Pictured: Chuck Close’s 2000 “Self-Portrait/Pulp/Pochoir,” paper pulp and pochoir, in the collection of New York’s Museum of Modern Art. © 2007 Chuck Close.

Monday, October 29, 2007

Malcolm Rogers hearts National Gallery?

Tyler Green of Modern Art Notes reports today that “Anthony Haden-Guest says that MFA Boston director Malcolm Rogers is a top candidate to lead London's National Gallery.”

Before taking over the MFA in 1994, Rogers was a deputy director and then deputy keeper at London’s National Portrait Gallery.

In March, the Globe’s Geoff Edgers asked Rogers if he had eyes for the National Gallery gig and was told: "The National Gallery was my dream job … until I came to the Museum of Fine Arts, Boston! … I am honored to be at the MFA and this is where I want to be. I’m here for the long haul."

The Guardian listed Rogers as a probable candidate in July, but called his chances: “Unlikely.”
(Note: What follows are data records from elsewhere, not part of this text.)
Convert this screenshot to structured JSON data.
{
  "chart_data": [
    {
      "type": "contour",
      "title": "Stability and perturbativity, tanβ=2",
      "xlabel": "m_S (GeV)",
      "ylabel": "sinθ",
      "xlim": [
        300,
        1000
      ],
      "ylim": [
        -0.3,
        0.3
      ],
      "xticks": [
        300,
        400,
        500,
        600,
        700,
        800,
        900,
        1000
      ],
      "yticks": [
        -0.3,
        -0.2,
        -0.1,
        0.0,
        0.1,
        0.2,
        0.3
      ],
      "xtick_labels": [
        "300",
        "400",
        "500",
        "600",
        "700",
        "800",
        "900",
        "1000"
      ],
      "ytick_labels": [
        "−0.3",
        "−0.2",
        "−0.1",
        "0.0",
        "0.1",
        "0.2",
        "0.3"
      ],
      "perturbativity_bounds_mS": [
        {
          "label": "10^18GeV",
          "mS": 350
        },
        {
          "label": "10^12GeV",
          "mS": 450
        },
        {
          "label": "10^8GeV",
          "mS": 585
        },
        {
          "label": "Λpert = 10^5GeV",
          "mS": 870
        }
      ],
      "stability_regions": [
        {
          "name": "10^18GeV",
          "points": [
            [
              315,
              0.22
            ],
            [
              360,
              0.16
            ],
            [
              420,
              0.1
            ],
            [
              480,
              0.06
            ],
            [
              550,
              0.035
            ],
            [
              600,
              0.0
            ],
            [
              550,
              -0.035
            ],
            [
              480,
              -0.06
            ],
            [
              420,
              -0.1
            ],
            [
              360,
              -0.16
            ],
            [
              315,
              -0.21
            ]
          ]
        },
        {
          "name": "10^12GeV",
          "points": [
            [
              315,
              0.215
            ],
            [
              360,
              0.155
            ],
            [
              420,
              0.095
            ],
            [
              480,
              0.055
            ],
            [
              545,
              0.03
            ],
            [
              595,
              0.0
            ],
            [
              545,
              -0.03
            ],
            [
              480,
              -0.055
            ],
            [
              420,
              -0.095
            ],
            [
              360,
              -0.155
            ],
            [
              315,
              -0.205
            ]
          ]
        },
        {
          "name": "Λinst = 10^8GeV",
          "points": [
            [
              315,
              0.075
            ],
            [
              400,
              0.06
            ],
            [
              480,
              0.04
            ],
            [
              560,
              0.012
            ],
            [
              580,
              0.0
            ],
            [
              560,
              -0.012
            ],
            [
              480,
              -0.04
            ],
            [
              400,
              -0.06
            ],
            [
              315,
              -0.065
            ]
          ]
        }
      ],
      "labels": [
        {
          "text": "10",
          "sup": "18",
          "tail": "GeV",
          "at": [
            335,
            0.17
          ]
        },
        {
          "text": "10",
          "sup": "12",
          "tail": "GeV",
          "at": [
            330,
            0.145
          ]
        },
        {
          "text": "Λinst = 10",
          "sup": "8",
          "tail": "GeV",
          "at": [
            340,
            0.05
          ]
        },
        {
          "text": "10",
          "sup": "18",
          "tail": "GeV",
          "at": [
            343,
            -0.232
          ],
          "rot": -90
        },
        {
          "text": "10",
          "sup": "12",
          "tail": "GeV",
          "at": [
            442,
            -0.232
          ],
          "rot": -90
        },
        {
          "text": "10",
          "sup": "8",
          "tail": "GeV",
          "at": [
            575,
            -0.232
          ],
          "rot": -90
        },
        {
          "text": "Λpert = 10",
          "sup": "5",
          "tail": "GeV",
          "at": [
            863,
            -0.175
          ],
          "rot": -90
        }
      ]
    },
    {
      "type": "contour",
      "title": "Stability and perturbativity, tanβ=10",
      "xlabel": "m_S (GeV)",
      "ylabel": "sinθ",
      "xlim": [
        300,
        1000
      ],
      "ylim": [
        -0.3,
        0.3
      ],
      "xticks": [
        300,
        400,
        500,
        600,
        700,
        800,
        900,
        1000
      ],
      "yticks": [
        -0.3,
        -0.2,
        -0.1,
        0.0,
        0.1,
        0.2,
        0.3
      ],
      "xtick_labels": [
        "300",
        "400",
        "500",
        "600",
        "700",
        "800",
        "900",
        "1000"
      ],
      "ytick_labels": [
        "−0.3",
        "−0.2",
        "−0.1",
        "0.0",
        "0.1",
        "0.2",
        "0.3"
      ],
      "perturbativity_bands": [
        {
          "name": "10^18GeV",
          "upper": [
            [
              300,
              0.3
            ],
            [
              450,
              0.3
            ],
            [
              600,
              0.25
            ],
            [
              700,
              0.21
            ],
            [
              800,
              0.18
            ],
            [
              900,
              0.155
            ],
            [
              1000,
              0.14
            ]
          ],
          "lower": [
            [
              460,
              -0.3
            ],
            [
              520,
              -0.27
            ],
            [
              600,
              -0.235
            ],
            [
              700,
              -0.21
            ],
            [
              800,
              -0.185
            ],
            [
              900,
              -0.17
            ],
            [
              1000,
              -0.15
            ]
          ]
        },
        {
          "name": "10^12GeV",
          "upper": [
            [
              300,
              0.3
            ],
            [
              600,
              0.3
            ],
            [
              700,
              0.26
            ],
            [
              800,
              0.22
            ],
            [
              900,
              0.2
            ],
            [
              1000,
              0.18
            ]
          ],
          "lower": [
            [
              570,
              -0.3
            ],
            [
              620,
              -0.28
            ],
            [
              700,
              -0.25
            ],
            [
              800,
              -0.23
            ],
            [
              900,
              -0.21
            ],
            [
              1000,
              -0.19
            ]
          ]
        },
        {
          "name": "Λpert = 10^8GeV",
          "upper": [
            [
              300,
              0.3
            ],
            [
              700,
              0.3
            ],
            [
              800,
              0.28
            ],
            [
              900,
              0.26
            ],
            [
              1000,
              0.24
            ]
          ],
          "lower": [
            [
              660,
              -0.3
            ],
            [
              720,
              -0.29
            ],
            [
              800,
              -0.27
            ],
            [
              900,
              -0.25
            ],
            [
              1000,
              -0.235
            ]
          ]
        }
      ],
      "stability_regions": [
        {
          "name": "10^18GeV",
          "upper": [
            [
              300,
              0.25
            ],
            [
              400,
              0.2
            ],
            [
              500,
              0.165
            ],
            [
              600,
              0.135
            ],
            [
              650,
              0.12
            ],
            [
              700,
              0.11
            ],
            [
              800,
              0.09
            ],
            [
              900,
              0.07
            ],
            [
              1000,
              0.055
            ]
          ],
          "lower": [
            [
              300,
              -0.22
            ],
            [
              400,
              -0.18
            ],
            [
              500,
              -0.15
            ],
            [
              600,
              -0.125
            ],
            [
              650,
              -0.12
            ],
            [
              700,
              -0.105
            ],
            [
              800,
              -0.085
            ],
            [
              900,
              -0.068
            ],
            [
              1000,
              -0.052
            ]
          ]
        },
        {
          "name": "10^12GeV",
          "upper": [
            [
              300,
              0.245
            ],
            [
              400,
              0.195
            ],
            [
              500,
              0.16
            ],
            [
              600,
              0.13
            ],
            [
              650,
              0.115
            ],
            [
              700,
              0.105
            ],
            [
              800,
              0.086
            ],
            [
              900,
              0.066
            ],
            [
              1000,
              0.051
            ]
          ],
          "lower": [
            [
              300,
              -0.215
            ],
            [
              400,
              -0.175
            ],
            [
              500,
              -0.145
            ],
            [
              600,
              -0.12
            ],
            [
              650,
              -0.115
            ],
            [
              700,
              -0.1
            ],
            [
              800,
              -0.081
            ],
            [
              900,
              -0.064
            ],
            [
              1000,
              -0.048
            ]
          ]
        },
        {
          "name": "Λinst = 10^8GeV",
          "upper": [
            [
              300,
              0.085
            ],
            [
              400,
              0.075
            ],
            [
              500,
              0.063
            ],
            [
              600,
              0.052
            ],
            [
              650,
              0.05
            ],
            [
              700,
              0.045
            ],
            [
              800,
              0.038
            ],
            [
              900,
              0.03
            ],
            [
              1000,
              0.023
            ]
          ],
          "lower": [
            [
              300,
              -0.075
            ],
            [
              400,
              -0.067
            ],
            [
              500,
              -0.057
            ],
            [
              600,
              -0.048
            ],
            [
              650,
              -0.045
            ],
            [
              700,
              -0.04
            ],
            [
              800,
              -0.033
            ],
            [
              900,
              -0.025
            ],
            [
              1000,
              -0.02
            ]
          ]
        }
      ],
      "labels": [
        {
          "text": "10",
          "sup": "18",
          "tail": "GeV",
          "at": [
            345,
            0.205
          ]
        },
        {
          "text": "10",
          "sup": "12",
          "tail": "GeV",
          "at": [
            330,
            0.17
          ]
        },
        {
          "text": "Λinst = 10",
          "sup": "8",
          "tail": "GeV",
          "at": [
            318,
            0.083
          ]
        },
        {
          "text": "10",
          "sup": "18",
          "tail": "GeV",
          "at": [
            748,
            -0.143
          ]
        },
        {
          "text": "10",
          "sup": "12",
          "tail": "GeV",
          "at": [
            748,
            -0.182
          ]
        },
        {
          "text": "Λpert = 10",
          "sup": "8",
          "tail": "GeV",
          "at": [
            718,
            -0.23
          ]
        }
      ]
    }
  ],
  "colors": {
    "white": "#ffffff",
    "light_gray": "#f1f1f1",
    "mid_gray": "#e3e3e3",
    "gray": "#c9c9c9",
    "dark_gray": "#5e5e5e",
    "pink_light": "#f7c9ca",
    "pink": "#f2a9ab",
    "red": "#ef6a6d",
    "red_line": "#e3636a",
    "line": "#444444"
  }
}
Haden-Guest reported Friday that Rogers’s name was floated as one of the “names under discussion” to become the National Gallery’s director, but that “the shortlist is rumoured to consist of three names.” And Haden-Guest says Rogers ain’t on it.

We’ll see.

MFA officials are sticking by Rogers’s March statement to Geoff Edgers.

A spokesman for the London’s National Gallery tells me:
The interviewing process for the National Gallery directorship is ongoing and we expect to have a decision towards the end of November.

There has been a good deal of press speculation regarding “top candidates” and several names have been mentioned in the press, purely as speculation. I'm afraid that I have no further information on the interviewing process or which individuals are in the running.